Ad-hoc ways of dealing with missing data could include removing rows that have missing data from the long version of the dataset. If that were done, however, it would probably be slightly better if the code in multilevelmediation would automatically do something like that internally after restructuring the data.

Although I don't recall lavaan supporting the types of multilevel models we wanted to estimate when we started the project, it's possible that it may now be an alternative approach that can handle missing data (e.g., https://francish.net/post/accounting-for-missing-data-mlm/). I would need more time to test it out (e.g., I don't immediately see how heteroscedasticity can be modeled); restructure the data using the Bauer, Preacher, Gil (2006) approach using stack_bpg(), and then see if lavaan can directly estimate the desired multilevel mediation analysis model. If so, the next step would be to determine how to obtain a CI for the indirect effect.
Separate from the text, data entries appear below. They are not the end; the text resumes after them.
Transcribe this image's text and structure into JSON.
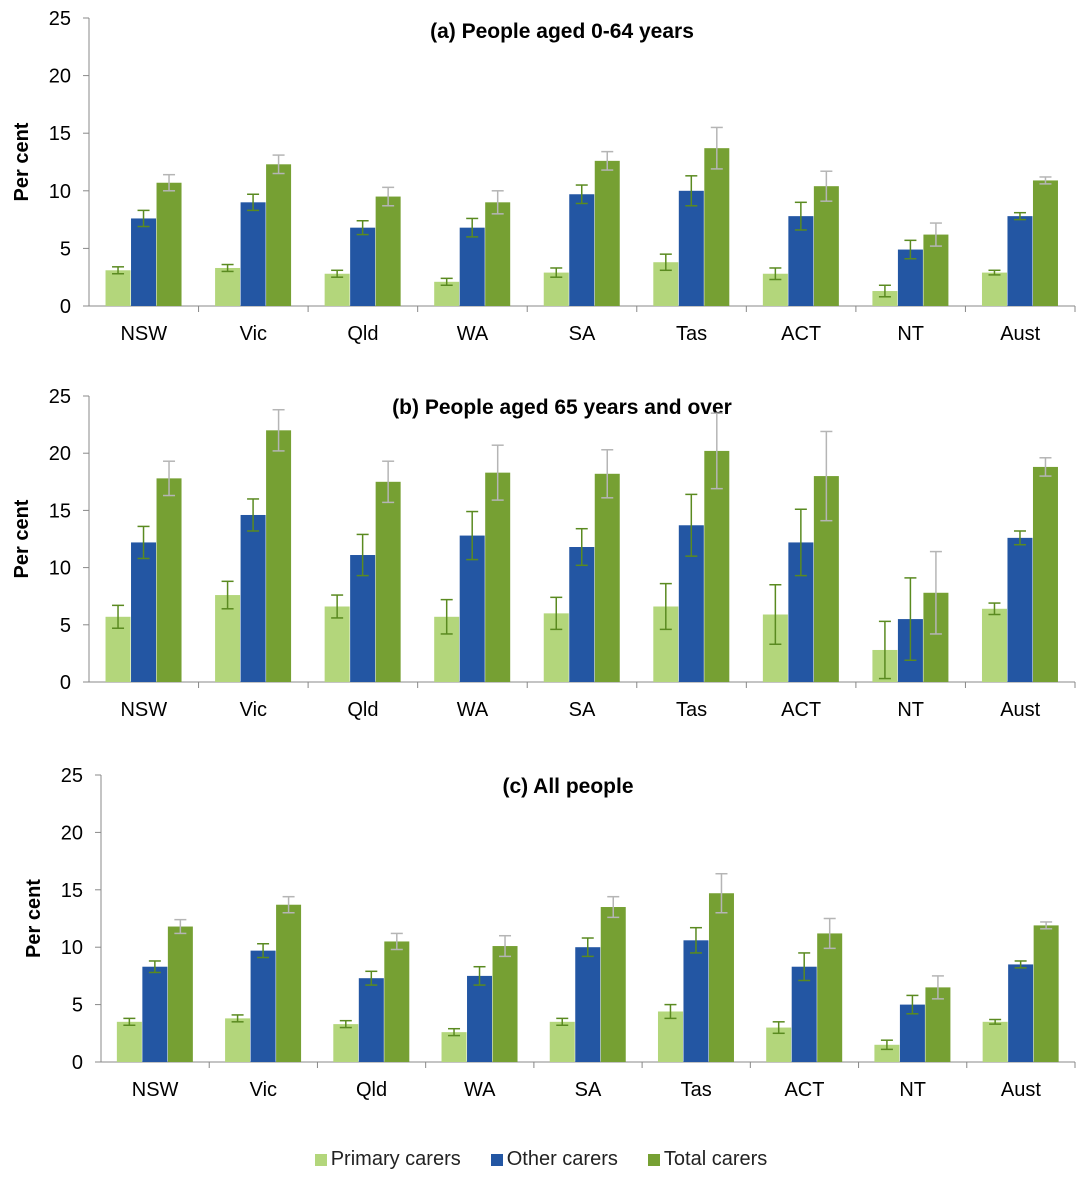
{
  "chart_data": [
    {
      "type": "bar",
      "title": "(a) People aged 0-64 years",
      "ylabel": "Per cent",
      "ylim": [
        0,
        25
      ],
      "yticks": [
        0,
        5,
        10,
        15,
        20,
        25
      ],
      "categories": [
        "NSW",
        "Vic",
        "Qld",
        "WA",
        "SA",
        "Tas",
        "ACT",
        "NT",
        "Aust"
      ],
      "series": [
        {
          "name": "Primary carers",
          "values": [
            3.1,
            3.3,
            2.8,
            2.1,
            2.9,
            3.8,
            2.8,
            1.3,
            2.9
          ],
          "errors": [
            0.3,
            0.3,
            0.3,
            0.3,
            0.4,
            0.7,
            0.5,
            0.5,
            0.2
          ]
        },
        {
          "name": "Other carers",
          "values": [
            7.6,
            9.0,
            6.8,
            6.8,
            9.7,
            10.0,
            7.8,
            4.9,
            7.8
          ],
          "errors": [
            0.7,
            0.7,
            0.6,
            0.8,
            0.8,
            1.3,
            1.2,
            0.8,
            0.3
          ]
        },
        {
          "name": "Total carers",
          "values": [
            10.7,
            12.3,
            9.5,
            9.0,
            12.6,
            13.7,
            10.4,
            6.2,
            10.9
          ],
          "errors": [
            0.7,
            0.8,
            0.8,
            1.0,
            0.8,
            1.8,
            1.3,
            1.0,
            0.3
          ]
        }
      ]
    },
    {
      "type": "bar",
      "title": "(b) People aged 65 years and over",
      "ylabel": "Per cent",
      "ylim": [
        0,
        25
      ],
      "yticks": [
        0,
        5,
        10,
        15,
        20,
        25
      ],
      "categories": [
        "NSW",
        "Vic",
        "Qld",
        "WA",
        "SA",
        "Tas",
        "ACT",
        "NT",
        "Aust"
      ],
      "series": [
        {
          "name": "Primary carers",
          "values": [
            5.7,
            7.6,
            6.6,
            5.7,
            6.0,
            6.6,
            5.9,
            2.8,
            6.4
          ],
          "errors": [
            1.0,
            1.2,
            1.0,
            1.5,
            1.4,
            2.0,
            2.6,
            2.5,
            0.5
          ]
        },
        {
          "name": "Other carers",
          "values": [
            12.2,
            14.6,
            11.1,
            12.8,
            11.8,
            13.7,
            12.2,
            5.5,
            12.6
          ],
          "errors": [
            1.4,
            1.4,
            1.8,
            2.1,
            1.6,
            2.7,
            2.9,
            3.6,
            0.6
          ]
        },
        {
          "name": "Total carers",
          "values": [
            17.8,
            22.0,
            17.5,
            18.3,
            18.2,
            20.2,
            18.0,
            7.8,
            18.8
          ],
          "errors": [
            1.5,
            1.8,
            1.8,
            2.4,
            2.1,
            3.3,
            3.9,
            3.6,
            0.8
          ]
        }
      ]
    },
    {
      "type": "bar",
      "title": "(c) All people",
      "ylabel": "Per cent",
      "ylim": [
        0,
        25
      ],
      "yticks": [
        0,
        5,
        10,
        15,
        20,
        25
      ],
      "categories": [
        "NSW",
        "Vic",
        "Qld",
        "WA",
        "SA",
        "Tas",
        "ACT",
        "NT",
        "Aust"
      ],
      "series": [
        {
          "name": "Primary carers",
          "values": [
            3.5,
            3.8,
            3.3,
            2.6,
            3.5,
            4.4,
            3.0,
            1.5,
            3.5
          ],
          "errors": [
            0.3,
            0.3,
            0.3,
            0.3,
            0.3,
            0.6,
            0.5,
            0.4,
            0.2
          ]
        },
        {
          "name": "Other carers",
          "values": [
            8.3,
            9.7,
            7.3,
            7.5,
            10.0,
            10.6,
            8.3,
            5.0,
            8.5
          ],
          "errors": [
            0.5,
            0.6,
            0.6,
            0.8,
            0.8,
            1.1,
            1.2,
            0.8,
            0.3
          ]
        },
        {
          "name": "Total carers",
          "values": [
            11.8,
            13.7,
            10.5,
            10.1,
            13.5,
            14.7,
            11.2,
            6.5,
            11.9
          ],
          "errors": [
            0.6,
            0.7,
            0.7,
            0.9,
            0.9,
            1.7,
            1.3,
            1.0,
            0.3
          ]
        }
      ]
    }
  ],
  "legend": {
    "items": [
      {
        "label": "Primary carers",
        "color": "#b3d67b"
      },
      {
        "label": "Other carers",
        "color": "#2356a3"
      },
      {
        "label": "Total carers",
        "color": "#76a033"
      }
    ]
  },
  "colors": {
    "primary": "#b3d67b",
    "other": "#2356a3",
    "total": "#76a033",
    "error_primary_other": "#5a8a20",
    "error_total": "#b5b5b5",
    "axis": "#888888"
  }
}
falkcarl commented 1 year ago

Perhaps even better, you might be better off using multiple imputation and brms: https://cran.r-project.org/web/packages/brms/vignettes/brms_missings.html

Note that I have not yet looked into brms, multilevel data and multiple imputation. But van Buuren has a great book with a section on multilevel multiple imputation: https://stefvanbuuren.name/fimd/

We studied use of brms for the related publication, but did not (yet) provide explicit support with the R package here. The supplementary materials should have some R code.
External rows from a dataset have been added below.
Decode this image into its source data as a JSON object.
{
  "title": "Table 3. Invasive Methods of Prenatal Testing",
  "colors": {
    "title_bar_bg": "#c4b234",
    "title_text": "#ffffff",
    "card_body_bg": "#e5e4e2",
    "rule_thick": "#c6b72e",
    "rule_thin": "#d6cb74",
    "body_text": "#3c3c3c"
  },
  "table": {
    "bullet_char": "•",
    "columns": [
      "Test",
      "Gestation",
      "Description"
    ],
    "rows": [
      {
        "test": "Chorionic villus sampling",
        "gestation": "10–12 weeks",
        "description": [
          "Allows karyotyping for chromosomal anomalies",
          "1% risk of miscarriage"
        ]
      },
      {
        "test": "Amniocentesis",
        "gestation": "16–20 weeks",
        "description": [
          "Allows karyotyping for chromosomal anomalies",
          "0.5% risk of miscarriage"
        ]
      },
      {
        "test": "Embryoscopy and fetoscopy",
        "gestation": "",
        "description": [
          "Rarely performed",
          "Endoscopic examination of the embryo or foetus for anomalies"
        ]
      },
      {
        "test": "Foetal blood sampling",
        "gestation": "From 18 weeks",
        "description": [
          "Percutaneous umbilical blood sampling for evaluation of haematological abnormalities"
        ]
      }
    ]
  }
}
nvanpo commented 1 year ago

My initial attempt was to compute a multilevel mediation with random slopes, which lavaan has to date, no function for. The main issue is the missing of Mediator and Predictor, the outcome is almost complete. Handling the issue with missing values, i just created a new dataframe, with ommiting the rows with NAs. With this it "worked"

So now I'm trying to compute a multilevel mediation with z-standardized values, including multiple covariates (for M and Y), in trying so, I get another error: image

Hence I'm at that point, where I fixed the random.a, random.b and random.cprime, which leaves me with no random effects (not even a random intercept) at all?

We discussed Imputation as well, but it might unfortunately not be applicable

falkcarl commented 1 year ago

I suggest emailing me and we can follow up with respect to the particular model here. It may be an issue with how you have done the centering rather than missing data at this point, and so that may make more sense elsewhere (email, or some separate thread). I do not (yet) have a place for posting common questions or FAQ.

falkcarl commented 9 months ago

Some mention of how missing data may be handled is now available: falkcarl/multilevelmediation@aafd4a8c4ff71b31eb8f6d0e4e0ff89a95bef95e

See also the FAQ on github (the readme, scroll down: https://github.com/falkcarl/multilevelmediation) or the docs for modmed.mlm.

I missed the part about no random effects. If there are no random effects, there is no need to use a multilevel model.

Handling of within person centering is a separate issue. Therefore, closing this issue due to missing data having some solution.